Quantitative data
Quantitative data were initially stored in an Access database (Microsoft Access, 2003). Statistics were generated using Epi Info and SPSS version 13.0. The crude prevalence of adherence was estimated and its 95% confidence interval calculated. The Chi-square test was used to compare adherence rates among two or more categories. Logistic regression models were used to determine predictors of adherence and to estimate the independent and multiple effects of selected factors on adherence. All hypotheses were tested using α = 0.05 level of significance.

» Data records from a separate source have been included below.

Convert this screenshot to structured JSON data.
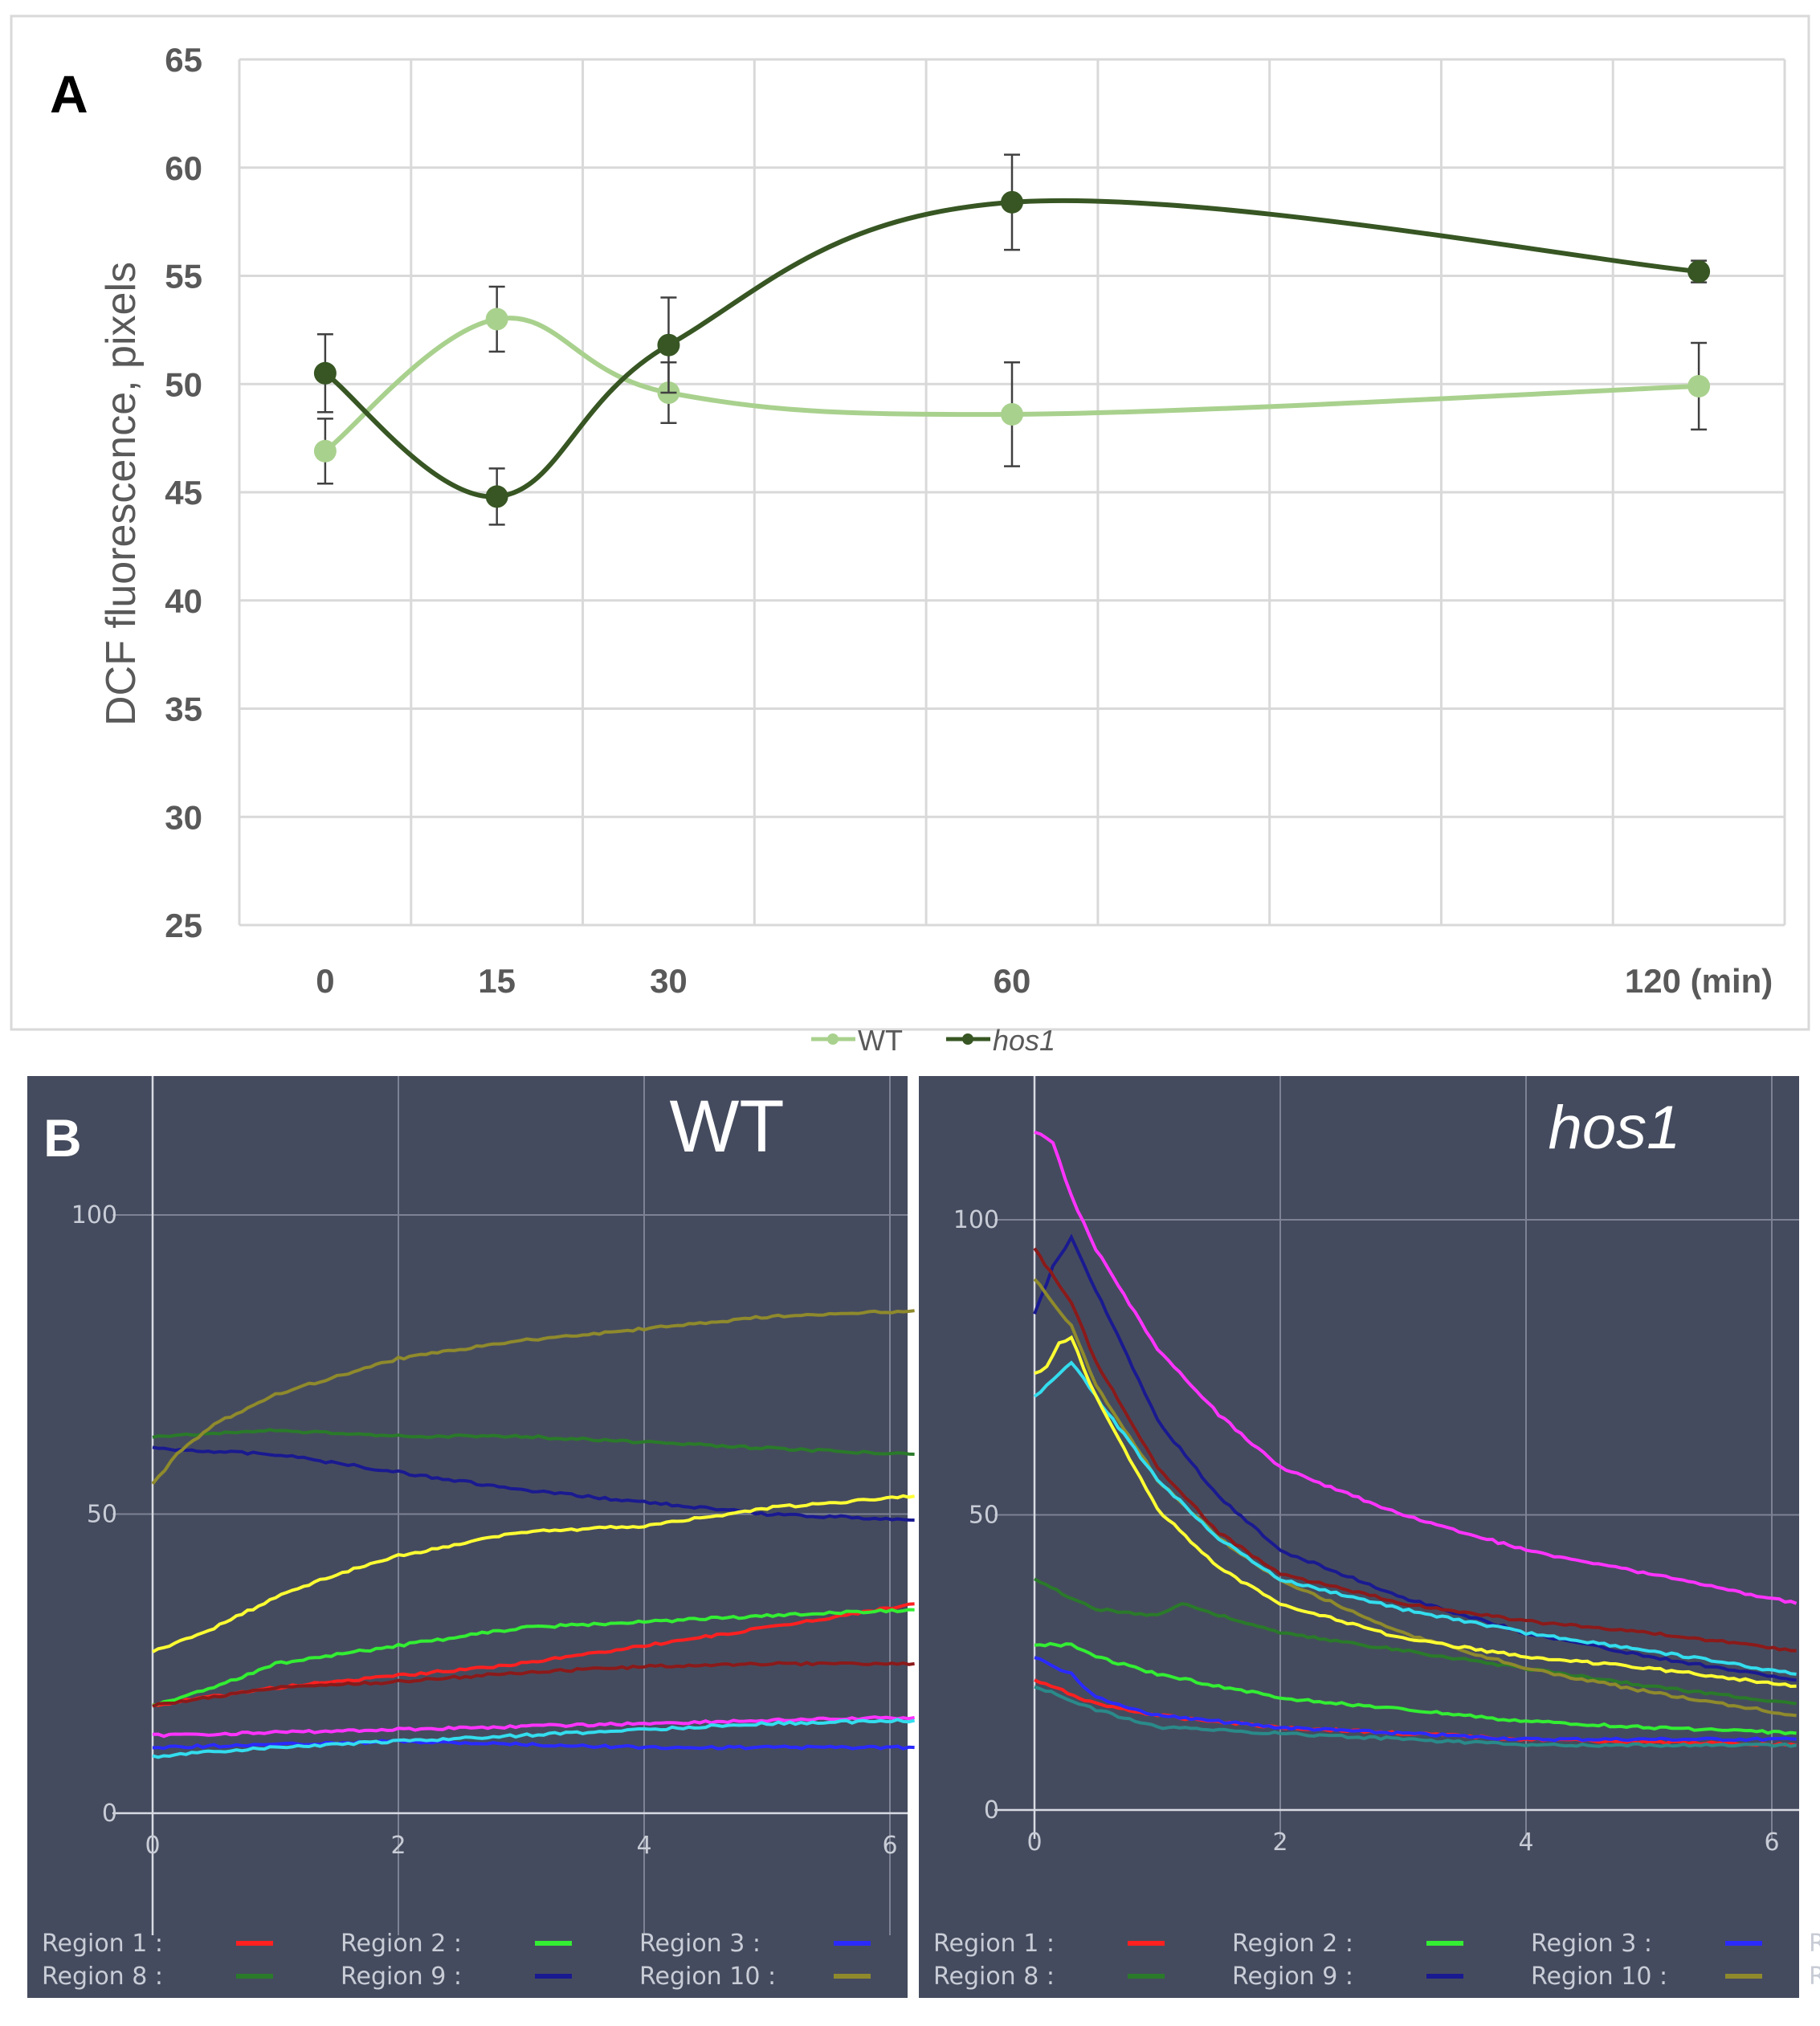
{
  "chart_data": [
    {
      "panel_label": "A",
      "type": "line",
      "ylabel": "DCF fluorescence, pixels",
      "ylim": [
        25,
        65
      ],
      "yticks": [
        "25",
        "30",
        "35",
        "40",
        "45",
        "50",
        "55",
        "60",
        "65"
      ],
      "xticks": [
        "0",
        "15",
        "30",
        "60",
        "120 (min)"
      ],
      "grid": true,
      "legend_position": "bottom",
      "series": [
        {
          "name": "WT",
          "name_italic": false,
          "color": "#a9d18e",
          "x": [
            0,
            15,
            30,
            60,
            120
          ],
          "values": [
            46.9,
            53.0,
            49.6,
            48.6,
            49.9
          ],
          "errors": [
            1.5,
            1.5,
            1.4,
            2.4,
            2.0
          ]
        },
        {
          "name": "hos1",
          "name_italic": true,
          "color": "#375623",
          "x": [
            0,
            15,
            30,
            60,
            120
          ],
          "values": [
            50.5,
            44.8,
            51.8,
            58.4,
            55.2
          ],
          "errors": [
            1.8,
            1.3,
            2.2,
            2.2,
            0.5
          ]
        }
      ]
    },
    {
      "panel_label": "B",
      "title": "WT",
      "title_italic": false,
      "type": "line",
      "background": "#454b5e",
      "xlim": [
        0,
        6.2
      ],
      "ylim": [
        0,
        115
      ],
      "xticks": [
        "0",
        "2",
        "4",
        "6"
      ],
      "yticks": [
        "0",
        "50",
        "100"
      ],
      "series": [
        {
          "name": "Region 1 :",
          "color": "#ff2020",
          "x": [
            0,
            1,
            2,
            3,
            4,
            5,
            6.2
          ],
          "values": [
            18,
            21,
            23,
            25,
            28,
            31,
            35
          ]
        },
        {
          "name": "Region 2 :",
          "color": "#33ee33",
          "x": [
            0,
            0.5,
            1,
            2,
            3,
            4,
            5,
            6.2
          ],
          "values": [
            18,
            21,
            25,
            28,
            31,
            32,
            33,
            34
          ]
        },
        {
          "name": "Region 3 :",
          "color": "#2a2aff",
          "x": [
            0,
            1,
            2,
            3,
            4,
            6.2
          ],
          "values": [
            11,
            11.5,
            12,
            11.5,
            11,
            11
          ]
        },
        {
          "name": "Region 8 :",
          "color": "#2a7a2a",
          "x": [
            0,
            1,
            2,
            3,
            4,
            5,
            6.2
          ],
          "values": [
            63,
            64,
            63,
            63,
            62,
            61,
            60
          ]
        },
        {
          "name": "Region 9 :",
          "color": "#1a1a90",
          "x": [
            0,
            1,
            2,
            3,
            4,
            5,
            6.2
          ],
          "values": [
            61,
            60,
            57,
            54,
            52,
            50,
            49
          ]
        },
        {
          "name": "Region 10 :",
          "color": "#8f8a2c",
          "x": [
            0,
            0.2,
            0.5,
            1,
            1.5,
            2,
            3,
            4,
            5,
            6.2
          ],
          "values": [
            55,
            60,
            65,
            70,
            73,
            76,
            79,
            81,
            83,
            84
          ]
        },
        {
          "name": "",
          "color": "#ffff33",
          "x": [
            0,
            0.5,
            1,
            1.5,
            2,
            3,
            4,
            5,
            6.2
          ],
          "values": [
            27,
            31,
            36,
            40,
            43,
            47,
            48,
            51,
            53
          ]
        },
        {
          "name": "",
          "color": "#8b1a1a",
          "x": [
            0,
            1,
            2,
            3,
            4,
            5,
            6.2
          ],
          "values": [
            18,
            21,
            22,
            23.5,
            24.5,
            25,
            25
          ]
        },
        {
          "name": "",
          "color": "#ff33ff",
          "x": [
            0,
            1,
            2,
            3,
            4,
            5,
            6.2
          ],
          "values": [
            13,
            13.5,
            14,
            14.5,
            15,
            15.5,
            16
          ]
        },
        {
          "name": "",
          "color": "#33ddee",
          "x": [
            0,
            1,
            2,
            3,
            4,
            5,
            6.2
          ],
          "values": [
            9.5,
            11,
            12,
            13,
            14,
            15,
            15.5
          ]
        }
      ],
      "legend_clipped": []
    },
    {
      "title": "hos1",
      "title_italic": true,
      "type": "line",
      "background": "#454b5e",
      "xlim": [
        0,
        6.2
      ],
      "ylim": [
        0,
        115
      ],
      "xticks": [
        "0",
        "2",
        "4",
        "6"
      ],
      "yticks": [
        "0",
        "50",
        "100"
      ],
      "series": [
        {
          "name": "Region 1 :",
          "color": "#ff2020",
          "x": [
            0,
            0.5,
            1,
            2,
            3,
            4,
            5,
            6.2
          ],
          "values": [
            22,
            18,
            16,
            14,
            13,
            12,
            11.5,
            11
          ]
        },
        {
          "name": "Region 2 :",
          "color": "#33ee33",
          "x": [
            0,
            0.3,
            0.5,
            1,
            2,
            3,
            4,
            5,
            6.2
          ],
          "values": [
            28,
            28,
            26,
            23,
            19,
            17,
            15,
            14,
            13
          ]
        },
        {
          "name": "Region 3 :",
          "color": "#2a2aff",
          "x": [
            0,
            0.3,
            0.5,
            1,
            2,
            3,
            4,
            6.2
          ],
          "values": [
            26,
            23,
            19,
            16,
            14,
            13,
            12,
            12
          ]
        },
        {
          "name": "Region 8 :",
          "color": "#2a7a2a",
          "x": [
            0,
            0.5,
            1,
            1.2,
            1.5,
            2,
            3,
            4,
            5,
            6.2
          ],
          "values": [
            39,
            34,
            33,
            35,
            33,
            30,
            27,
            24,
            21,
            18
          ]
        },
        {
          "name": "Region 9 :",
          "color": "#1a1a90",
          "x": [
            0,
            0.15,
            0.3,
            0.5,
            0.8,
            1,
            1.5,
            2,
            3,
            4,
            5,
            6.2
          ],
          "values": [
            84,
            92,
            97,
            88,
            75,
            66,
            53,
            44,
            36,
            30,
            26,
            22
          ]
        },
        {
          "name": "Region 10 :",
          "color": "#8f8a2c",
          "x": [
            0,
            0.3,
            0.5,
            1,
            1.5,
            2,
            3,
            4,
            5,
            6.2
          ],
          "values": [
            90,
            82,
            72,
            56,
            46,
            39,
            30,
            24,
            20,
            16
          ]
        },
        {
          "name": "",
          "color": "#ff33ff",
          "x": [
            0,
            0.15,
            0.3,
            0.5,
            1,
            1.5,
            2,
            3,
            4,
            5,
            6.2
          ],
          "values": [
            115,
            113,
            104,
            95,
            78,
            67,
            58,
            50,
            44,
            40,
            35
          ]
        },
        {
          "name": "",
          "color": "#8b1a1a",
          "x": [
            0,
            0.3,
            0.5,
            1,
            1.5,
            2,
            3,
            4,
            5,
            6.2
          ],
          "values": [
            95,
            86,
            76,
            58,
            47,
            40,
            35,
            32,
            30,
            27
          ]
        },
        {
          "name": "",
          "color": "#33ddee",
          "x": [
            0,
            0.15,
            0.3,
            0.5,
            1,
            1.5,
            2,
            3,
            4,
            5,
            6.2
          ],
          "values": [
            70,
            73,
            76,
            70,
            56,
            46,
            39,
            34,
            30,
            27,
            23
          ]
        },
        {
          "name": "",
          "color": "#ffff33",
          "x": [
            0,
            0.1,
            0.2,
            0.3,
            0.5,
            1,
            1.5,
            2,
            3,
            4,
            5,
            6.2
          ],
          "values": [
            74,
            75,
            79,
            80,
            70,
            51,
            41,
            35,
            29,
            26,
            24,
            21
          ]
        },
        {
          "name": "",
          "color": "#2a8a8a",
          "x": [
            0,
            0.5,
            1,
            2,
            3,
            4,
            6.2
          ],
          "values": [
            21,
            17,
            14,
            13,
            12,
            11,
            11
          ]
        }
      ],
      "legend_clipped": [
        "Re",
        "Re"
      ]
    }
  ]
}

Adherence rates, measured as the percentage of pill intake over a specified time, were estimated using three methods: two-day recall using a 'sun and moon chart', which depicted the sun at different times of the day and the moon at night; visual analogue (a one-month recall using an uncalibrated 10 cm line); and a one-month pharmacy pill count. In the visual analogue, respondents were requested to indicate, by marking on the line, how they perceived their adherence over the past month. The overall adherence rate was estimated as a composite measure (i.e. the average of the one-month visual analogue, pharmacy pill count (one-month) and the two-day recall.
Pill count (one-month)
Pill counts were calculated by subtracting the number of pills returned from the number of pills issued. This provided the amount of medication used by the patient during this period. The amount used is then divided by the expected amount and multiplied by 100 to determine the percentage adherence per participant.
Self-report (two-day recall)
In the two-day recall the patients were asked to recall the frequency and timing of medication as well as their food intake over the previous two days. The data were captured in the sun and moon chart.
Self-report (one-month recall)
Participants were asked to indicate their adherence rate using a visual analogue line measuring 10 cm. The distance from zero to the tick on the line multiplied by 10 was considered to be the estimated percentage adherence rate.
Most of the patients interviewed were on first-line regimens, which include: efavirenz, lamivudine and zidovudine. These do not have any food requirements. However, some patients may choose to take them after meals to reduce nausea. Therefore since most of the ARV combinations used for first-line regimen in Botswana do not necessarily require that they be taken with food, the variable timing of taking medication and whether the drugs were taken with food or not were dropped in the analysis.
Qualitative data
The qualitative data collected were analysed with a view to gaining understanding of the factors that influenced adherence to ART. The data analysis process included a four-day workshop, with technical assistance provided by the University of Amsterdam. The work involved reading through the data from the qualitative research tools - which included the semi-structured interviews with health workers and ARV users, and the FGDs with ARV users and the community - in order to identify key themes. Initially, 28 themes were identified. The quotes were then manually pasted onto theme cards for easy perusal. A general thematic analysis was then conducted, focusing on similarities and differences of perspective between different groups of respondents. Further analysis revealed that the themes appeared to be linked, and these were then analysed together. Information was analysed to capture the different perspectives of the different actors: ARV users, health workers and community members. Where there were agreements or conflicting views, these were shown.